Как член самого развеселого клуба «Буллингтон» он неоднократно принимал участие в разного рода проказах и выходках, которые заставляли хмурить брови его наставников и сопровождались одобрительным смехом выпускников. При этом Вирджил был интеллектуалом и в полной мере проявил свои выдающиеся способности в стенах этого не имеющего себе равных университета.

Острый ум он, несомненно, унаследовал от предков по отцовской линии, в то время как поэтичность натуры, столь контрастировавшая с атлетическим сложением, была даром его нежной и романтичной матери, в жилах которой текла ирландская кровь.

Леди Дэмиен покинула этот мир, когда Вирджил был еще мальчиком, но он успел прочувствовать ее тонкую духовную натуру.

Вирджил всегда сильно отличался от своих сверстников. Он немного стеснялся тех чувств, которые вызывали в его душе поэзия и музыка, но в Оксфорде он встретил родственные души. Увы, друзья быстро изменяли свои взгляды, постепенно становясь похожими на своих развеселых товарищей, которые интересовались исключительно женщинами и лошадьми!

Внутри дом Линмауса оказался столь же унылым, как и снаружи. Тяжелая темная мебель на фоне темных стен делала его похожим на склеп. Казалось, будто ты попал в подземелье, куда не заглядывает солнце, откуда не видно ни единого клочка голубого неба.

Маркиз встретил гостей тепло и сердечно. Он был старинным другом лорда Дэмиена и знал Вирджила с самого рождения.

— Я уже хотел писать тебе, чтобы пригласить к нам, — обратился он к лорду, — но маркиза была немного нездорова с того времени, как мы приехали в Англию, и ей было не до представлений.

— Это зависит от того, кому быть представленной, — раздался мелодичный голос, и в дверном проеме показалась сама маркиза.

Вирджил был повержен, сражен наповал невероятной красотой этой женщины. Он онемел, оцепенел и начисто позабыл обо всех условностях и светских манерах.

Маркиза была необыкновенно прекрасна, такой женщины Вирджил не видел еще никогда. Позже, когда они уже жили вместе, он так и не определил для себя ее национальность. Официально маркиза считалась француженкой. Ее первым мужем был граф Кастийон, он был убит на дуэли. Через некоторое время Вирджил сам получил возможность проверить, насколько опасны эти поединки.

Постепенно Вирджил кое-что разузнал о маркизе и ее происхождении. Маркиза очень тепло говорила о своей матери-гречанке. Но Вирджил все равно был почему-то уверен, что ее далекие предки были маврами.

Ее прадед занимал высокий пост во французском Алжире.

Впрочем, какая разница, кто был причастен к появлению на свет этого яркого необычного созданья?! Каждый, кто видел маркизу, был поражен змеиной гибкостью ее безупречного тела.

Ее темные глаза были огромными, как два бездонных озера. Те, кто пытался вспомнить ее лицо, не могли воскресить в памяти ничего, кроме этих двух черных жемчужин.


Черны, как смерть; их мягко осенял

Пушистый шелк ресниц, темнее ночи.

Когда прекрасный взор ее сверкал

Стрелы быстрей и молнии короче…


Глядя ей в глаза, Вирджил чувствовал себя пловцом, опускающимся на дно глубочайшего океана, и знающего, что пути назад нет, есть лишь только бесконечное погружение и растворение в глубоких недрах.

Он остолбенел и стоял, не в силах вымолвить ни единого слова, а маркиза, повернувшись к мужу, громко спросила:

— Почему ты не говорил мне, что рядом живет Аполлон? Я так соскучилась по Греции!

— Вам нравится Байрон?

— Ну конечно, — мягко ответила она, — и мы можем почитать его вместе.

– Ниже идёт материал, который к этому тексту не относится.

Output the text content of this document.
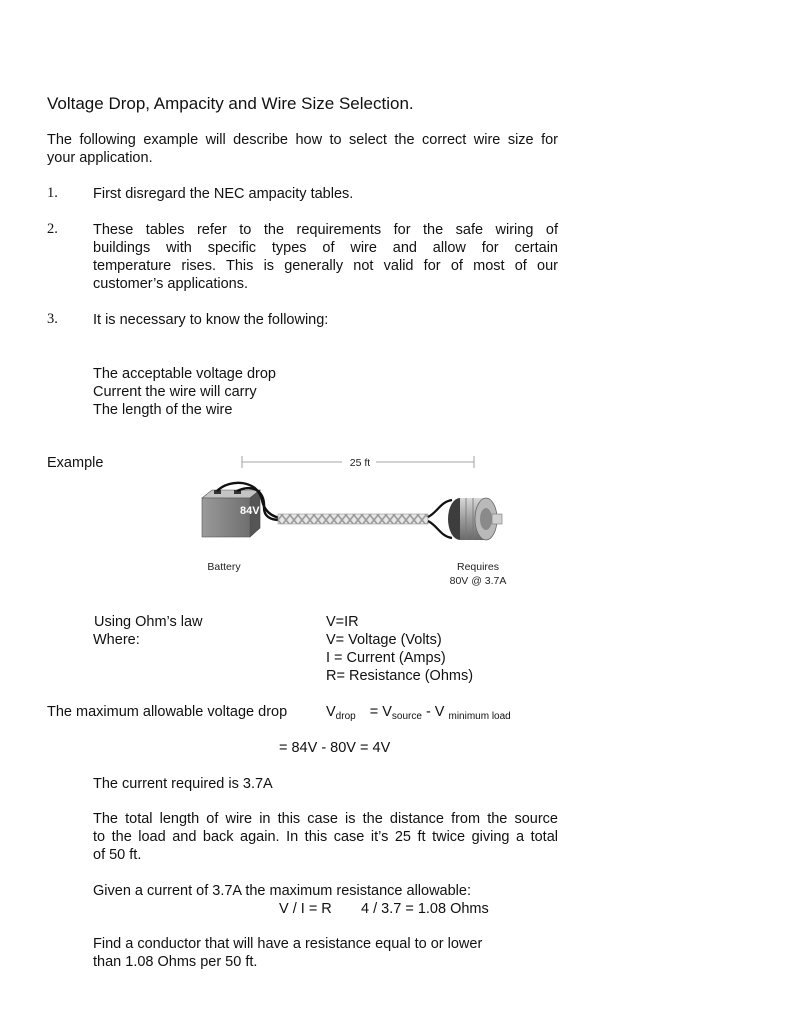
Voltage Drop, Ampacity and Wire Size Selection.
The following example will describe how to select the correct wire size for
your application.
1. First disregard the NEC ampacity tables.
2. These tables refer to the requirements for the safe wiring of
buildings with specific types of wire and allow for certain
temperature rises. This is generally not valid for of most of our
customer’s applications.
3. It is necessary to know the following:
The acceptable voltage drop
Current the wire will carry
The length of the wire
Example	25 ft
84V
Battery	Requires
80V @ 3.7A
Using Ohm’s law	V=IR
Where:	V= Voltage (Volts)
I = Current (Amps)
R= Resistance (Ohms)
The maximum allowable voltage drop	$V_{drop} = V_{source} - V$ $_{minimum load}$
= 84V - 80V = 4V
The current required is 3.7A
The total length of wire in this case is the distance from the source
to the load and back again. In this case it’s 25 ft twice giving a total
of 50 ft.
Given a current of 3.7A the maximum resistance allowable:
V / I = R 4 / 3.7 = 1.08 Ohms
Find a conductor that will have a resistance equal to or lower
than 1.08 Ohms per 50 ft.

Потом была только Фенис! Фенис! Фенис!

Вирджил никогда не осмелился бы сам подступиться к ней, но Фенис первая сделала шаг навстречу — на следующий день она приехала. в Баронс-Холл и от имени маркиза пригласила соседей на обед. Ей было совсем необязательно приезжать самой, ведь, во-первых, накануне маркиз лично пригласил Вирджила и его отца, а во-вторых, можно было послать кучера.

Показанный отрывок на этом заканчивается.